The Moon today is not habitable. It’s covered in potentially killer dust and seemingly dry as a bone. But though it seems wild to think, a new perspective wonders: What if the Moon used to be friendly to life?

Scientist Dirk Schulze-Makuch from TU Berlin and Ian Crawford from Birkbeck, University of London speculate that, while it might seem “outrageous,” recent results show that the Moon is wetter than scientists have previously thought—so maybe, once, it had the conditions for life.

   Dirk Schulze-Makuch

They’re not saying it did, of course. “Whether life ever arose on the Moon, or was transported to it from elsewhere, is of course highly speculative and can only be addressed by an aggressive future program of lunar exploration,” they write in the article, published in the journal Astrobiology. I encourage you to read the article, as it’s free and pretty comprehensible for a scientific paper.

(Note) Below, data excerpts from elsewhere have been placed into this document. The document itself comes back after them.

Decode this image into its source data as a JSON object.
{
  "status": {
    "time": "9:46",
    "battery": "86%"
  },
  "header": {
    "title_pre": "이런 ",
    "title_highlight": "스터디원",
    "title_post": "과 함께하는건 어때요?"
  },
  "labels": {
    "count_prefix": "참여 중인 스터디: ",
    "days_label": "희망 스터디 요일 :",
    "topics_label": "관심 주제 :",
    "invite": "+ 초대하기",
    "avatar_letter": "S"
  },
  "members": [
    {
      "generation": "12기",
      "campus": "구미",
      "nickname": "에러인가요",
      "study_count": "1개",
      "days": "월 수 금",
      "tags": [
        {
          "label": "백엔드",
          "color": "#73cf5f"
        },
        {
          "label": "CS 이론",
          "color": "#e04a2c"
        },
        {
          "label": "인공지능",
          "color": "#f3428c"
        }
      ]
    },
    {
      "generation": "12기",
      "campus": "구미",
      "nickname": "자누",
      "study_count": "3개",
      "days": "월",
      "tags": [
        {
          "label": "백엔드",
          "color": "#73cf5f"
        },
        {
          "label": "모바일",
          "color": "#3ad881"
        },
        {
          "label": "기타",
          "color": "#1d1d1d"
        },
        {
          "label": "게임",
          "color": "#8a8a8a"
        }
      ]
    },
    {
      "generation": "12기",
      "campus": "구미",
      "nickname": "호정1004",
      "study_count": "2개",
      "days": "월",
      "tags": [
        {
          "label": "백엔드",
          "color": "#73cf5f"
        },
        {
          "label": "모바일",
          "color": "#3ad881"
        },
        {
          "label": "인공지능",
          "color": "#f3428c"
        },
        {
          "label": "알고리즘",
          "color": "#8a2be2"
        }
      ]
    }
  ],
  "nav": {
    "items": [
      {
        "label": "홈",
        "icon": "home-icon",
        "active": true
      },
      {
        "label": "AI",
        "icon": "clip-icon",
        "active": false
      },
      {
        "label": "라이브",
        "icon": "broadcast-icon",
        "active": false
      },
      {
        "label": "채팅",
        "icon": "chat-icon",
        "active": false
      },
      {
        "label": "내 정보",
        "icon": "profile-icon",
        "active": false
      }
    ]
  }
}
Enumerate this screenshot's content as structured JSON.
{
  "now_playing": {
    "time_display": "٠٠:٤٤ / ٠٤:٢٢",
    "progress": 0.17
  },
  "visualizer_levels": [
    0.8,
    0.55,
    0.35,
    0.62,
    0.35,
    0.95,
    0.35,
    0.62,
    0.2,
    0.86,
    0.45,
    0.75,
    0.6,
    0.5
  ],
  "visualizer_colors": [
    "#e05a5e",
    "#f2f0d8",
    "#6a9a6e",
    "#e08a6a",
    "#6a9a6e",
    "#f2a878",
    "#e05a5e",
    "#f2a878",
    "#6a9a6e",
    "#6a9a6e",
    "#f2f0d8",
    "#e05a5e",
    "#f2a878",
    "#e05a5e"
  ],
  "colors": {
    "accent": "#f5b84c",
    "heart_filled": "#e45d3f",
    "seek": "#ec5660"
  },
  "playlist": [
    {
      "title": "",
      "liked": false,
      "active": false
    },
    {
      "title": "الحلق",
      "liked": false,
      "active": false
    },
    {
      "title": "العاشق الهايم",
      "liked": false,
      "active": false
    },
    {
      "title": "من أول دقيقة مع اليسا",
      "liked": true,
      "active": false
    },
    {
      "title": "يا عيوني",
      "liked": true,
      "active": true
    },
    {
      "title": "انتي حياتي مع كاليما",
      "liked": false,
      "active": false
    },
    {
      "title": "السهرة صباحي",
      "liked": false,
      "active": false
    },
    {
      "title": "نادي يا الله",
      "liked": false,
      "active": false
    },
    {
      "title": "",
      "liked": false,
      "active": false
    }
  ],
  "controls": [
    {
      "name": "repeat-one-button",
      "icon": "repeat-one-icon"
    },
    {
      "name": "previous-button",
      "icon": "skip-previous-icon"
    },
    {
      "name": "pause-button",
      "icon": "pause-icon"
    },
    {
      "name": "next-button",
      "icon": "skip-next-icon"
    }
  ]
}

This habitability period, if it really occurred, might have happened either just after the Moon’s formation from a massive collision with Earth 4.5 billion years ago, or 3.5 billion years ago, after a period of volcanism which may have resulted in a thin lunar atmosphere.

Ian Crawford

Such an atmosphere would have lasted perhaps tens of millions of years. Maybe water existed on the Moon at this point. Maybe 10 million years was enough time for some rudimentary life to evolve on the Moon. Maybe Earthly life traveled over to the Moon on asteroids. Who knows.